In den letzten Jahren ist in Ungarn der Druck gegen Filmemacher:innen, die nicht auf Linie mit der rechtspopulistischen Fidesz-Partei unter Viktor Orbán liegen, immer größer geworden. Der Druck ist vor allem finanzieller Natur: Wer Kritik übt, wird nicht gefördert. Dennoch existiert eine vitale Szene unabhängiger Filmschaffender, die kreativ dagegenhalten. Ein Streifzug anlässlich des deutschen Kinostarts von „Eine Erklärung für alles“ (jetzt im Kino).
Abel ist 18 und ein wenig verpeilt. Er steht kurz vor der mündlichen Abiturprüfung in Geschichte, hat sich in eine Mitschülerin verliebt und tut nur so, als würde er lernen. Sein Vater leitet ein Baubüro; einer seiner Kunden wünscht sich eine Miniatur jener Villa, die der ungarische Außenminister bewohnt. „Da werden ihre 100 Millionen Forint nicht reichen“, meint der leicht aufbrausende Mann um die 50, der wie viele in Ungarn ein linientreuer Anhänger der regierenden rechtpopulistischen Fidesz-Partei ist. So ereifert er sich über den liberalen Bürgermeister von Budapest, als er mit seiner Frau auf dem Balkon steht und zunächst die Schönheit der altehrwürdigen Hauptstadt preist. „Schade. Du hast so schön gesprochen“, meint seine Frau enttäuscht. „Und dann musstest du wieder über Politik reden.“
Schon
in den ersten Minuten von „Eine Erklärung für Alles“ gelingt es
Regisseur Gábor Reisz mit feiner Klinge, klugen Anspielungen und
treffsicheren Dialogen, ein sehr treffendes Bild des heutigen Ungarns zu
zeigen. Der
Film lief zunächst in Venedig 2023 in der Sektion „Orrizonti“ und gewann dort
den Hauptpreis. In Ungarn kam er im Herbst 2023 in die Kinos,
entwickelte sich dort zum Dauerbrenner und lief über ein Jahr lang in den
Arthouse-Kinos.
Das Werk um den Schüler Abel, der mit einer Lüge ein politisches Erdbeben auslöst, zeigt ein polarisiertes Ungarn, wie es den Vertretern der Regierungspartei Fidesz nicht passt. Regisseure wie Reisz erhalten schon seit Jahren keine staatliche Unterstützung mehr für ihre Filme.
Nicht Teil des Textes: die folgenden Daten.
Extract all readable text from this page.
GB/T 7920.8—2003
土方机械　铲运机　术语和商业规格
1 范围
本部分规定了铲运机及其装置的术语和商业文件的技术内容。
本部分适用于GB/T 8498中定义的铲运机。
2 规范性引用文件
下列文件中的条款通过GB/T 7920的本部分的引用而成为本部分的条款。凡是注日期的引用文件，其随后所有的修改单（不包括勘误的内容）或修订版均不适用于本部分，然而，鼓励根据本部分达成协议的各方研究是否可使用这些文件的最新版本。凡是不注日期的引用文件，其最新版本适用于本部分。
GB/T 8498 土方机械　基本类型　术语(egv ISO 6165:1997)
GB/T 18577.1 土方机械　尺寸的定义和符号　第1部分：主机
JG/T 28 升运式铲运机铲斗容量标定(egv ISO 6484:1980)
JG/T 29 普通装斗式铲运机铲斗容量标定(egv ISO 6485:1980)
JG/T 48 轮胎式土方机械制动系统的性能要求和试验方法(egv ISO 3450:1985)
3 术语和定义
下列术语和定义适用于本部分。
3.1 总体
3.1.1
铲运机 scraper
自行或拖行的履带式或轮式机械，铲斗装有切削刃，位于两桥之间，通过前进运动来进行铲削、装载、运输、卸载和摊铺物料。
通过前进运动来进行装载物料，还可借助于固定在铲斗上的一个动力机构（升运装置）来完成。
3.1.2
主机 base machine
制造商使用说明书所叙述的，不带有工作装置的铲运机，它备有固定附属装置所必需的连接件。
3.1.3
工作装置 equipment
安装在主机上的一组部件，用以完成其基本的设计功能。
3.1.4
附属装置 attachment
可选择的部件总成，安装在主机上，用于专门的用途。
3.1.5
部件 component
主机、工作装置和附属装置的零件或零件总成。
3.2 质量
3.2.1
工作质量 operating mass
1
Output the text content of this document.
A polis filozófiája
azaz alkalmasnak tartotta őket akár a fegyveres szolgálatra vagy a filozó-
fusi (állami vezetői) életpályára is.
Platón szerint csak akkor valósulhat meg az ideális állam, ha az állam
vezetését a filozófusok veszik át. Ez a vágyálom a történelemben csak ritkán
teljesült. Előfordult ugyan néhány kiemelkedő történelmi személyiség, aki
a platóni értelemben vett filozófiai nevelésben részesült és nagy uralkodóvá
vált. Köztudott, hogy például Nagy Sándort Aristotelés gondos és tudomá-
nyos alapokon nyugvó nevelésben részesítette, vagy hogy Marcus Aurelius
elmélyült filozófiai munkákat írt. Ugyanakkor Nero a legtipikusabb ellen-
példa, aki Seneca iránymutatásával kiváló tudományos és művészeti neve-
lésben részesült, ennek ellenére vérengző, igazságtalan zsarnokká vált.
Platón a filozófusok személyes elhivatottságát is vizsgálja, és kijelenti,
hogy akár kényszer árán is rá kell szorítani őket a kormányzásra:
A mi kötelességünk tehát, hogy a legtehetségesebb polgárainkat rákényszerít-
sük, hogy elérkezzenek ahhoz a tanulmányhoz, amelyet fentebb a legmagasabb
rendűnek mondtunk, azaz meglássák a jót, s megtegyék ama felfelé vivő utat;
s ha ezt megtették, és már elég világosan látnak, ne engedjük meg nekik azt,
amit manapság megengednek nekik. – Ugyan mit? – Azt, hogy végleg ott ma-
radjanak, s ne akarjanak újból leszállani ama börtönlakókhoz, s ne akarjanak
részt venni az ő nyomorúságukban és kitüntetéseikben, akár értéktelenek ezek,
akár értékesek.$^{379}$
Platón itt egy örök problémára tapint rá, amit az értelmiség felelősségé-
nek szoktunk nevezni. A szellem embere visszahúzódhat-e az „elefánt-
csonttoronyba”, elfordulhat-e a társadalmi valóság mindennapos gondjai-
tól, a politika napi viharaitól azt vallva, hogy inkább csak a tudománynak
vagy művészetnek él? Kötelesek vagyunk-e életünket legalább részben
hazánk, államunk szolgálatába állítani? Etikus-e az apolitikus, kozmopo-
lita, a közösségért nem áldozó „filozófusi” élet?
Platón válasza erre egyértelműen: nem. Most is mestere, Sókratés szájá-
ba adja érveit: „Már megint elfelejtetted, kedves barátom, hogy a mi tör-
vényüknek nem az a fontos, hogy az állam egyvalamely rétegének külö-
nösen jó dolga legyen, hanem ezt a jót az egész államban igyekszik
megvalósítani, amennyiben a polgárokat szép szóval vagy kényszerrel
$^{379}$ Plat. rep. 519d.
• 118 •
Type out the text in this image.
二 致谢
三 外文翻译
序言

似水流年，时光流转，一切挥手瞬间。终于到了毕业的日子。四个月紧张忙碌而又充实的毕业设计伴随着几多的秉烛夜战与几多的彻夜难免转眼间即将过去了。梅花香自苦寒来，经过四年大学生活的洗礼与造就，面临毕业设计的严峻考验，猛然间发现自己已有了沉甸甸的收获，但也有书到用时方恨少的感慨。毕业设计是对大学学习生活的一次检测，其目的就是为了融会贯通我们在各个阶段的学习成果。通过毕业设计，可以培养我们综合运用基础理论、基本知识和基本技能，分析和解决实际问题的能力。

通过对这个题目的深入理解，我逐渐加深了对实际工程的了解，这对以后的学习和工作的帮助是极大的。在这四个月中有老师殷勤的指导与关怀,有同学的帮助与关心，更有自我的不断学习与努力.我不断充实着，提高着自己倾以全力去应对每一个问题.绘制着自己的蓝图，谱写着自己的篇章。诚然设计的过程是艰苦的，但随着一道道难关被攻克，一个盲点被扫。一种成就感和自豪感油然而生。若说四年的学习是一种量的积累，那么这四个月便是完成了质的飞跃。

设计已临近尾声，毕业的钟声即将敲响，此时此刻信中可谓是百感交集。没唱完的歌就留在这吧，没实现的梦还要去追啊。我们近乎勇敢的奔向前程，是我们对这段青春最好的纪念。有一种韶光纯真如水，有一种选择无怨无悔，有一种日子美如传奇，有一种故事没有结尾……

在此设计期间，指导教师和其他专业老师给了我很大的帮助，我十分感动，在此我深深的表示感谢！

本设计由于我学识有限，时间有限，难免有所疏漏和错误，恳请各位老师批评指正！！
Im Sommer 2024 lud das Festival in Karlovy Vary den Regisseur Gábor Reisz in die internationale Jury ein. Im Interview erzählte er von den sehr speziellen Produktionsbedingungen für seinen Film und betonte, es gäbe in Ungarn jetzt zwei Arten von Filmen: den unabhängigen Film und die vom Staat mit viel Geld produzierten Prestigeproduktionen wie „Semmelweis“ von Lajos Koltai, dem renommierten Kameramann von István Szabó, der lange Zeit in Hollywood gearbeitet hat und ab und an auch Regie führt.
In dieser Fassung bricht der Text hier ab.